Radziwiłł first married Margrave Louis of Brandenburg (1666-1687), the youngest son of Frederick William the Great Elector and Princess Louise Henriette of Orange-Nassau, at Königsberg Castle on 7 January 1681 at the age of thirteen. She gave the lordships of Serrey and Tauroggen in Lithuania to the margrave shortly before his death in 1687. The properties passed to the Brandenburg electors of the House of Hohenzollern despite the protests of John Sobieski as king of Poland. Following her second marriage into the Sulzbach branch of the House of Wittelsbach, the Elector Palatine also claimed the two properties in right of his wife. The dispute was not resolved until a compromise was signed in 1741 between the Sulzbachs and the King of Prussia in 1741, by which the Hohenzollerns kept the lands in question but recognized the rights of Count Palatine Charles Theodore of Sulzbach to succeed to the throne of the Palatinate when its line of Wittelsbachs died out.

After Louis's untimely early death, Radziwiłł married Charles III Philip, Elector Palatine. Her heirs were born of this second marriage. Of their four children, only the youngest daughter, Countess Palatine Elizabeth Augusta Sophie of Neuburg survived childhood.
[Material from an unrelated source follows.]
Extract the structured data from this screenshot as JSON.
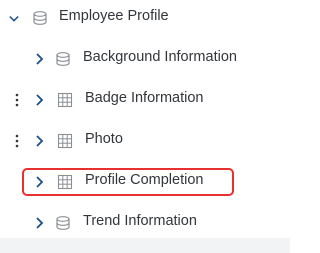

Her descendants include Kings of Bavaria and a number of other royal and princely families, including Duchess Amalie in Bavaria, who married Duke Wilhelm Karl of Urach, who, after Lithuania was declared independent in 1918, would be invited by the Council of Lithuania to be King Mindaugas II of Lithuania, and was mother of the latter's children and descendants.

==Marriages and issue==
On 7 January 1681, Ludwika Karolina Radziwiłł married Margrave Louis of Brandenburg. He died suddenly the morning of 7 April 1687 amid rumors of poison. This marriage was childless.
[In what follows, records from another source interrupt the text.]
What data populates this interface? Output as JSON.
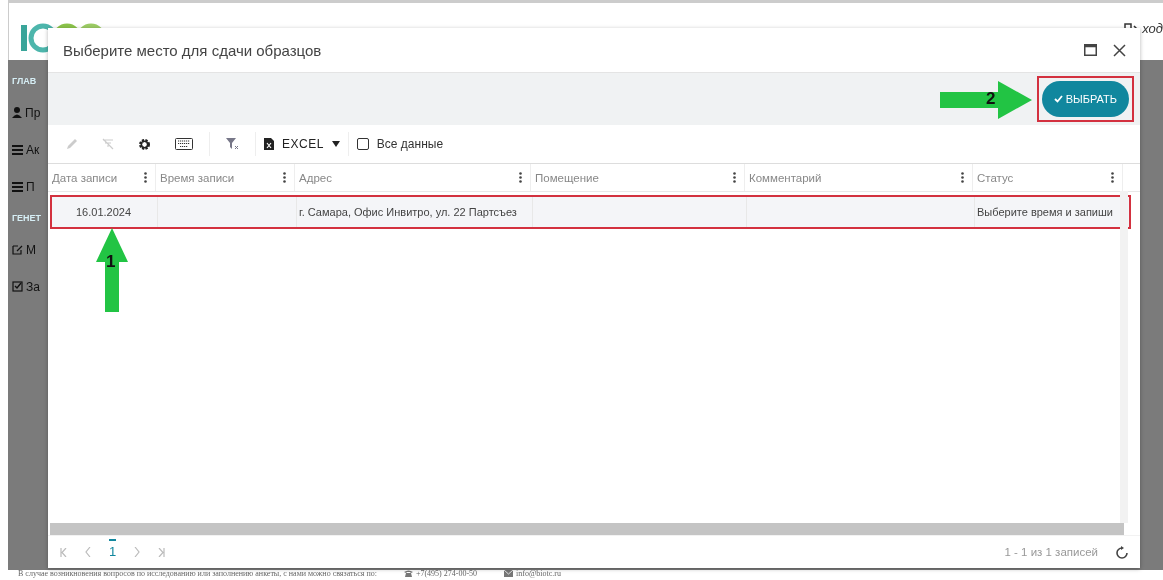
{
  "page": {
    "sidebar": [
      {
        "kind": "heading",
        "text": "ГЛАВ"
      },
      {
        "kind": "user",
        "text": "Пр"
      },
      {
        "kind": "list",
        "text": "Ак"
      },
      {
        "kind": "list",
        "text": "П"
      },
      {
        "kind": "heading",
        "text": "ГЕНЕТ"
      },
      {
        "kind": "edit",
        "text": "М"
      },
      {
        "kind": "check",
        "text": "За"
      }
    ],
    "exit_label": "ход",
    "footer": {
      "note": "В случае возникновения вопросов по исследованию или заполнению анкеты, с нами можно связаться по:",
      "phone": "+7(495) 274-00-50",
      "email": "info@biotc.ru"
    }
  },
  "dialog": {
    "title": "Выберите место для сдачи образцов",
    "select_button": "ВЫБРАТЬ",
    "toolbar": {
      "export_label": "EXCEL",
      "all_data": {
        "label": "Все данные",
        "checked": false
      }
    },
    "table": {
      "columns": [
        "Дата записи",
        "Время записи",
        "Адрес",
        "Помещение",
        "Комментарий",
        "Статус"
      ],
      "rows": [
        {
          "selected": true,
          "date": "16.01.2024",
          "address": "г. Самара, Офис Инвитро, ул. 22 Партсъез",
          "status": "Выберите время и запиши"
        }
      ]
    },
    "pager": {
      "current_page": "1",
      "summary": "1 - 1 из 1 записей"
    }
  },
  "annotations": [
    {
      "kind": "up",
      "number": "1"
    },
    {
      "kind": "right",
      "number": "2"
    }
  ]
}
Radziwiłł remarried in Berlin on 10 August 1688 to the future Charles III Philip, Elector Palatine, brother-in-law of Leopold I, Holy Roman Emperor. The couple had four children, of whom only one survived childhood:
- Countess Palatine Leopoldine Eleonore Josephine of Neuburg (27 December 1689, Brieg – 8 March 1693).
- Countess Palatine Maria Anna of Neuburg (7 December 1690 – 1692).
- Countess Palatine Elisabeth Auguste Sofie of Neuburg (17 March 1693, Brieg – 30 January 1728, Mannheim); married on 1717 to her kinsman Joseph Charles, Hereditary Prince of Sulzbach.
- a son (born and died 22 March 1695, Brieg).